Search code examples
pythonpandasubuntu-14.04google-compute-engineyahoo-finance

Trouble with http request from Google Compute Engine


I'm trying to set up a Google Compute Engine server to pull options data using Python Pandas. When I make this request from my Mac at home, I only have problems late at night when Yahoo! is resetting its servers (the data is being pulled from Yahoo! Finance). But when I try doing the same thing from my Compute Engine server, the request always fails for some of the stocks I'm interested in, although it typically works for options on larger companies, such as 'aapl' or 'ge'. On my computer at home, running it at the same time, the same requests succeed for both small and large companies.

The requests do typically take a few seconds, maybe as many as 15. Is there a way to get to more extensive logs as to what is going on when I make these requests on the Google servers? The only things I can think of would be that there are permissions issues for some reason with these specific http requests or that there is a timeout configured that's interfering.
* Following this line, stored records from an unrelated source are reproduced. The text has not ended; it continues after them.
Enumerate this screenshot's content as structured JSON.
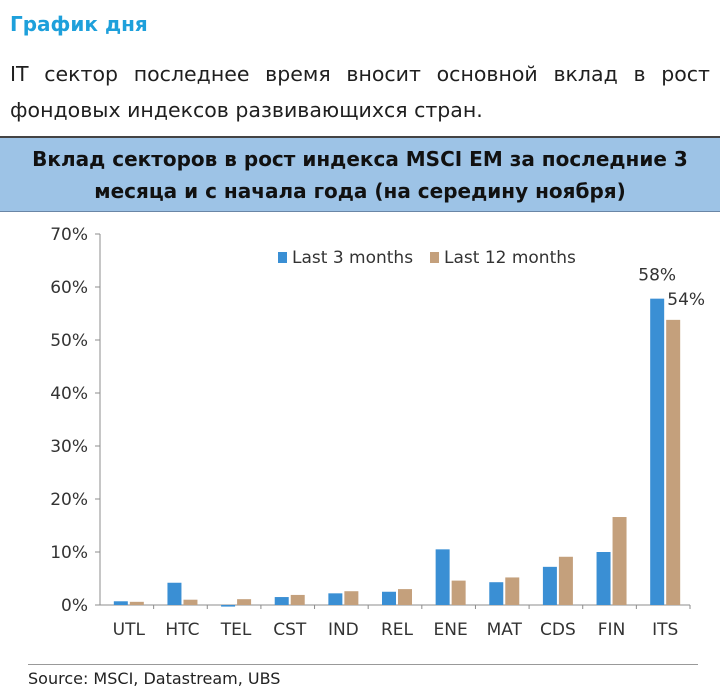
{
  "header": {
    "title": "График дня",
    "intro": "IT сектор последнее время вносит основной вклад в рост фондовых индексов развивающихся стран."
  },
  "chart_data": {
    "type": "bar",
    "title": "Вклад секторов в рост индекса MSCI EM за последние 3 месяца и с начала года (на середину ноября)",
    "categories": [
      "UTL",
      "HTC",
      "TEL",
      "CST",
      "IND",
      "REL",
      "ENE",
      "MAT",
      "CDS",
      "FIN",
      "ITS"
    ],
    "series": [
      {
        "name": "Last 3 months",
        "color": "#3a8fd4",
        "values": [
          0.7,
          4.2,
          -0.3,
          1.5,
          2.2,
          2.5,
          10.5,
          4.3,
          7.2,
          10.0,
          57.8
        ]
      },
      {
        "name": "Last 12 months",
        "color": "#c4a07c",
        "values": [
          0.6,
          1.0,
          1.1,
          1.9,
          2.6,
          3.0,
          4.6,
          5.2,
          9.1,
          16.6,
          53.8
        ]
      }
    ],
    "data_labels": [
      {
        "series": 0,
        "category": "ITS",
        "text": "58%"
      },
      {
        "series": 1,
        "category": "ITS",
        "text": "54%"
      }
    ],
    "yticks": [
      "0%",
      "10%",
      "20%",
      "30%",
      "40%",
      "50%",
      "60%",
      "70%"
    ],
    "ylim": [
      0,
      70
    ],
    "legend_position": "top-center",
    "grid": false
  },
  "footer": {
    "source": "Source:  MSCI, Datastream, UBS"
  }
}
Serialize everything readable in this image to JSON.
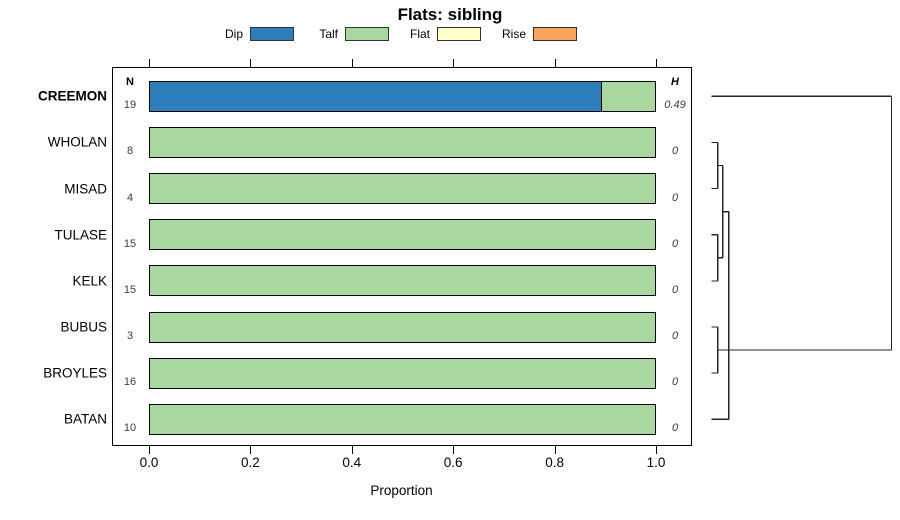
{
  "chart_data": {
    "type": "bar",
    "orientation": "horizontal-stacked",
    "title": "Flats: sibling",
    "xlabel": "Proportion",
    "xlim": [
      0,
      1
    ],
    "x_ticks": [
      "0.0",
      "0.2",
      "0.4",
      "0.6",
      "0.8",
      "1.0"
    ],
    "x_tick_values": [
      0,
      0.2,
      0.4,
      0.6,
      0.8,
      1.0
    ],
    "grid": false,
    "legend_position": "top",
    "n_header": "N",
    "h_header": "H",
    "categories": [
      "CREEMON",
      "WHOLAN",
      "MISAD",
      "TULASE",
      "KELK",
      "BUBUS",
      "BROYLES",
      "BATAN"
    ],
    "bold_categories": [
      "CREEMON"
    ],
    "n_values": [
      "19",
      "8",
      "4",
      "15",
      "15",
      "3",
      "16",
      "10"
    ],
    "h_values": [
      "0.49",
      "0",
      "0",
      "0",
      "0",
      "0",
      "0",
      "0"
    ],
    "series": [
      {
        "name": "Dip",
        "color": "#2e7ebc",
        "values": [
          0.895,
          0,
          0,
          0,
          0,
          0,
          0,
          0
        ]
      },
      {
        "name": "Talf",
        "color": "#a8d8a0",
        "values": [
          0.105,
          1,
          1,
          1,
          1,
          1,
          1,
          1
        ]
      },
      {
        "name": "Flat",
        "color": "#ffffcc",
        "values": [
          0,
          0,
          0,
          0,
          0,
          0,
          0,
          0
        ]
      },
      {
        "name": "Rise",
        "color": "#f9a45c",
        "values": [
          0,
          0,
          0,
          0,
          0,
          0,
          0,
          0
        ]
      }
    ],
    "dendrogram": {
      "leaf_order": [
        "CREEMON",
        "WHOLAN",
        "MISAD",
        "TULASE",
        "KELK",
        "BUBUS",
        "BROYLES",
        "BATAN"
      ],
      "line_color": "#262626",
      "segments": [
        [
          0,
          0,
          180,
          0
        ],
        [
          180,
          0,
          180,
          5.5
        ],
        [
          17.3,
          5.5,
          180,
          5.5
        ],
        [
          0,
          1,
          6.3,
          1
        ],
        [
          0,
          2,
          6.3,
          2
        ],
        [
          6.3,
          1,
          6.3,
          2
        ],
        [
          6.3,
          1.5,
          11.3,
          1.5
        ],
        [
          0,
          3,
          6.3,
          3
        ],
        [
          0,
          4,
          6.3,
          4
        ],
        [
          6.3,
          3,
          6.3,
          4
        ],
        [
          6.3,
          3.5,
          11.3,
          3.5
        ],
        [
          11.3,
          1.5,
          11.3,
          3.5
        ],
        [
          11.3,
          2.5,
          17.3,
          2.5
        ],
        [
          0,
          5,
          6.3,
          5
        ],
        [
          0,
          6,
          6.3,
          6
        ],
        [
          6.3,
          5,
          6.3,
          6
        ],
        [
          6.3,
          5.5,
          17.3,
          5.5
        ],
        [
          0,
          7,
          17.3,
          7
        ],
        [
          17.3,
          2.5,
          17.3,
          7
        ]
      ]
    }
  }
}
But as far as I can tell, the general timeout should be 75 seconds for that kind of request, and there's no way it's taking that long.

Here's a sample of what I see from the python shell:

>>> from pandas.io.data import Options
>>> spwr = Options('spwr', 'yahoo')
>>> data = spwr.get_all_data()
Traceback (most recent call last):
  File "<stdin>", line 1, in <module>
  File "/mnt/disk1/venv/optbot/local/lib/python2.7/site-packages/pandas/io/data.py", line 1090, in get_all_data
    return self._get_data_in_date_range(dates=expiry_dates, call=call, put=put)
  File "/mnt/disk1/venv/optbot/local/lib/python2.7/site-packages/pandas/io/data.py", line 1104, in _get_data_in_date_range
    frame = self._get_option_data(expiry=expiry_date, name=name)
  File "/mnt/disk1/venv/optbot/local/lib/python2.7/site-packages/pandas/io/data.py", line 723, in _get_option_data
    frames = self._get_option_frames_from_yahoo(expiry)
  File "/mnt/disk1/venv/optbot/local/lib/python2.7/site-packages/pandas/io/data.py", line 655, in _get_option_frames_from_yahoo
    option_frames = self._option_frames_from_url(url)
  File "/mnt/disk1/venv/optbot/local/lib/python2.7/site-packages/pandas/io/data.py", line 692, in _option_frames_from_url
    raise RemoteDataError('Received no data from Yahoo at url: %s' % url)
pandas.io.data.RemoteDataError: Received no data from Yahoo at url: http://finance.yahoo.com/q/op?s=SPWR&date=1430438400
>>> aapl = Options('aapl', 'yahoo')
>>> data = aapl.get_all_data()
>>>

I've never yet been successful in getting the options data for 'spwr', but usually it will work for larger companies.

Any ideas how I might fix the issue? Or get to logs that will tell me more about what's happening here?


Solution

  • This is caused by an issue in Pandas 0.15.2. When I reverted back to Pandas 0.15.1, it started working again. The issue has been filed with Pandas. Check there to see if it has been resolved in later releases.